Source de la photographie : Amnagondal – CC BY-SA 4.0

Prévues le 8 février, les prochaines élections à l'Assemblée nationale et aux assemblées provinciales du Pakistan revêtent une importance capitale dans un contexte de nombreux bouleversements dans le pays. En particulier, la récente arrestation et condamnation de l’ancien Premier ministre Imran Khan ajoute une couche de complexité. Le 31 janvier, Khan a été condamné à 14 ans de prison, s'ajoutant à sa peine de trois ans de prison pour corruption. En outre, le mois dernier, il a été condamné à 10 ans de prison dans le cadre d'une autre affaire déposée contre lui, l'accusant d'avoir divulgué des documents d'État classifiés.

La nation se retrouve empêtrée dans un réseau complexe de difficultés économiques, avec l’inflation, le chômage et une crise financière pressante qui jettent une ombre sur ses perspectives. Le spectre de la pauvreté plane, exacerbant les inégalités sociales et compromettant le bien-être général de la population.

Comment les représentants sont-ils élus au Pakistan ?

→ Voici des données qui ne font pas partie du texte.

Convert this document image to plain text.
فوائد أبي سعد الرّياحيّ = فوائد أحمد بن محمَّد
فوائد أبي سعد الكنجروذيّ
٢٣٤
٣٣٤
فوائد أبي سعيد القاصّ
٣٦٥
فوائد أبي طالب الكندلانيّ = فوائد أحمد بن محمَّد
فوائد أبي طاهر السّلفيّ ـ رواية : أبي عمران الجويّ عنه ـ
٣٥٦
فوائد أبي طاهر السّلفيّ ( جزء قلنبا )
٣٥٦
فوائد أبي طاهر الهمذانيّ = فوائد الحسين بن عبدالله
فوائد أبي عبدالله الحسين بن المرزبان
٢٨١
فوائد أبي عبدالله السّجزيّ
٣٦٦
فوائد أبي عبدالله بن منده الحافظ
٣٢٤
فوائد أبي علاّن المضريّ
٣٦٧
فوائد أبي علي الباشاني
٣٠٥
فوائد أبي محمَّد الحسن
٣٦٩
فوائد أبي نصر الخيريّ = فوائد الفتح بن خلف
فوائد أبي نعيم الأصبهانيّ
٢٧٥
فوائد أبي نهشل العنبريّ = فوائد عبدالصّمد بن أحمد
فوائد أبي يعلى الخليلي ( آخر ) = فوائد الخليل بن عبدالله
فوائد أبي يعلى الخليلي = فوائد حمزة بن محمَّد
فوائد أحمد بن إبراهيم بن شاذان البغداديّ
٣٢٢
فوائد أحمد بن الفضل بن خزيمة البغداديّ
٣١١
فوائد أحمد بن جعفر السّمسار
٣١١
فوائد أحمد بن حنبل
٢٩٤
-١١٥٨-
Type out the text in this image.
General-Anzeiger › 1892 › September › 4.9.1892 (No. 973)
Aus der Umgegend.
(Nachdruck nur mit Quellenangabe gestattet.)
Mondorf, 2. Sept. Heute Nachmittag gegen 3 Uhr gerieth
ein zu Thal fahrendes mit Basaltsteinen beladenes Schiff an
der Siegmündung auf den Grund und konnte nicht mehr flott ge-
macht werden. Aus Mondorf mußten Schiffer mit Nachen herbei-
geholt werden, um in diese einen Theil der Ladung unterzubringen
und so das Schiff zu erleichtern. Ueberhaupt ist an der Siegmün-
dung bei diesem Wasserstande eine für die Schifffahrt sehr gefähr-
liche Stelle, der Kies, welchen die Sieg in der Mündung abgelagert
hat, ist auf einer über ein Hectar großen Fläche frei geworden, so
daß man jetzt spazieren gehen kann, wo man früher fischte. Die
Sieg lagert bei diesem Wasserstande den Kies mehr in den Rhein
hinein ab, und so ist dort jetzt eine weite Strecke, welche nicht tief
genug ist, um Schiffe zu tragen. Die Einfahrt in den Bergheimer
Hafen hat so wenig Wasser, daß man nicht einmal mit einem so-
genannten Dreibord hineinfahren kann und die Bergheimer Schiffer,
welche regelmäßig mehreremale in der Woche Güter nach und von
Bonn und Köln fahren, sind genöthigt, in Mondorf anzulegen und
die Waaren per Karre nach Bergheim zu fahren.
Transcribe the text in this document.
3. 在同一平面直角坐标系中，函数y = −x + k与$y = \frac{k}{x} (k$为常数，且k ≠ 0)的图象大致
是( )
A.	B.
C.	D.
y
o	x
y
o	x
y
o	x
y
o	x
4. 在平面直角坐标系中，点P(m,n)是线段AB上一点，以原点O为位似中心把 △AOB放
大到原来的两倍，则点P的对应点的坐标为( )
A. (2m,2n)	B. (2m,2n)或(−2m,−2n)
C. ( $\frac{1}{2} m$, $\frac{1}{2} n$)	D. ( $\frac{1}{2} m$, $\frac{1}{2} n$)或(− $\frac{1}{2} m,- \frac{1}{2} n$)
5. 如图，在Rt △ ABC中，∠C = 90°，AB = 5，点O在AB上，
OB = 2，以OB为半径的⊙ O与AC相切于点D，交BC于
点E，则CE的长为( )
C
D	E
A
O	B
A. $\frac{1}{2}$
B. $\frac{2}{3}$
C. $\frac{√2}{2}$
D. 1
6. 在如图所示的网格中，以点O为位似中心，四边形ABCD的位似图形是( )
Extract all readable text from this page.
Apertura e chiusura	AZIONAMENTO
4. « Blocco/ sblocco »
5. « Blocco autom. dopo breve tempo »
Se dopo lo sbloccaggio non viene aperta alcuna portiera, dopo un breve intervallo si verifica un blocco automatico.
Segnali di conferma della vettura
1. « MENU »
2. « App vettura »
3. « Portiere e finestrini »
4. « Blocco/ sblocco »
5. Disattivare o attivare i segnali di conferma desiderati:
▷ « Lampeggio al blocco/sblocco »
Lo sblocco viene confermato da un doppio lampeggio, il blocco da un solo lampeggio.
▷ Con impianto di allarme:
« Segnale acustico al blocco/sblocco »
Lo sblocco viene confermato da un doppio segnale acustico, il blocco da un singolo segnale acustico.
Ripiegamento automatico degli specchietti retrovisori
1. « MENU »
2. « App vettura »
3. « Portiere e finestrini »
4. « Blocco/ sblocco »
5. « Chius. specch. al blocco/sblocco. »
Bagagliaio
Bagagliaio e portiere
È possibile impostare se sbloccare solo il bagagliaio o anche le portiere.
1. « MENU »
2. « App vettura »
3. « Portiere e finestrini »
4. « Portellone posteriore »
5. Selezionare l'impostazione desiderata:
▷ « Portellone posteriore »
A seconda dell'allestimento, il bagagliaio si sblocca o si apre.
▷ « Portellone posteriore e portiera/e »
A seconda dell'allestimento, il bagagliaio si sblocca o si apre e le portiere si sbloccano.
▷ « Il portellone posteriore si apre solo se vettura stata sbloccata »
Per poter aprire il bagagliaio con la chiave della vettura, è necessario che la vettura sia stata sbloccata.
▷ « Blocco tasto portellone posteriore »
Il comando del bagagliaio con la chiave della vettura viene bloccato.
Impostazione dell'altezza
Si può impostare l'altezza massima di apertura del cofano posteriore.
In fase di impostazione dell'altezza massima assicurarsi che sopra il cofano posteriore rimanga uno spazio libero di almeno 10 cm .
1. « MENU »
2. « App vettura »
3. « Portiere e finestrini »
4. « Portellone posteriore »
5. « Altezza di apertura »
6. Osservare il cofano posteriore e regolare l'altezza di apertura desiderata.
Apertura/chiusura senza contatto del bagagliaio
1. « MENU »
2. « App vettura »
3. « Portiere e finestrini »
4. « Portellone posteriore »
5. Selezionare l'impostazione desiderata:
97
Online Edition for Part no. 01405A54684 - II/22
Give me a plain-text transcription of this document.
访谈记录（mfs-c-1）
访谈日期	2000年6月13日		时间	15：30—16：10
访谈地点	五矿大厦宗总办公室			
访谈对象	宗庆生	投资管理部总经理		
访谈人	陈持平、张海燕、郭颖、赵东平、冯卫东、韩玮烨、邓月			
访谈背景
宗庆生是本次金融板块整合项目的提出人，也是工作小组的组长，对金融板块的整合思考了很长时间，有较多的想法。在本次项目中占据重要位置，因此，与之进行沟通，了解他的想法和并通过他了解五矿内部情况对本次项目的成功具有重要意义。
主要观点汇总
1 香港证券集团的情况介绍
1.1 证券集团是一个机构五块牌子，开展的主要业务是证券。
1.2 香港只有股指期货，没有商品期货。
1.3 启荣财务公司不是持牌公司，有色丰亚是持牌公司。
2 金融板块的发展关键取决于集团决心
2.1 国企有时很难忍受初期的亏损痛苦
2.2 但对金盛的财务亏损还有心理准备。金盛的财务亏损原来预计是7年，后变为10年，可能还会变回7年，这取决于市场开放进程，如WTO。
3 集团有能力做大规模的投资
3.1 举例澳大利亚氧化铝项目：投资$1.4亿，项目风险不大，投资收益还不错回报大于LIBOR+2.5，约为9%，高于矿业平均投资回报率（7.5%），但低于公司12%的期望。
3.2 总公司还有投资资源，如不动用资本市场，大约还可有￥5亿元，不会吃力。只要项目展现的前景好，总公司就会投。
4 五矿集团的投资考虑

Dans le cadre d'un système de gouvernement parlementaire, le Pakistan fonctionne avec un parlement bicaméral, composé de l'Assemblée nationale et du Sénat. Les prochaines élections décideront de la composition de l'Assemblée nationale et des quatre assemblées provinciales : Pendjab, Sindh, Khyber Pakhtunkhwa et Baloutchistan.

L'Assemblée nationale, comprenant 336 sièges, compte 266 élus directement dans des circonscriptions uninominales selon le système uninominal majoritaire à un tour. De plus, 60 sièges sont réservés aux femmes et 10 aux minorités. La répartition des sièges réservés aux femmes entre les partis est proportionnelle au nombre de sièges provinciaux, tandis que les sièges des minorités sont attribués en fonction du nombre total de sièges de chaque parti.

Suite à cela, les membres des assemblées provinciales élisent 100 membres du Sénat, qui fait office de chambre haute du parlement pakistanais.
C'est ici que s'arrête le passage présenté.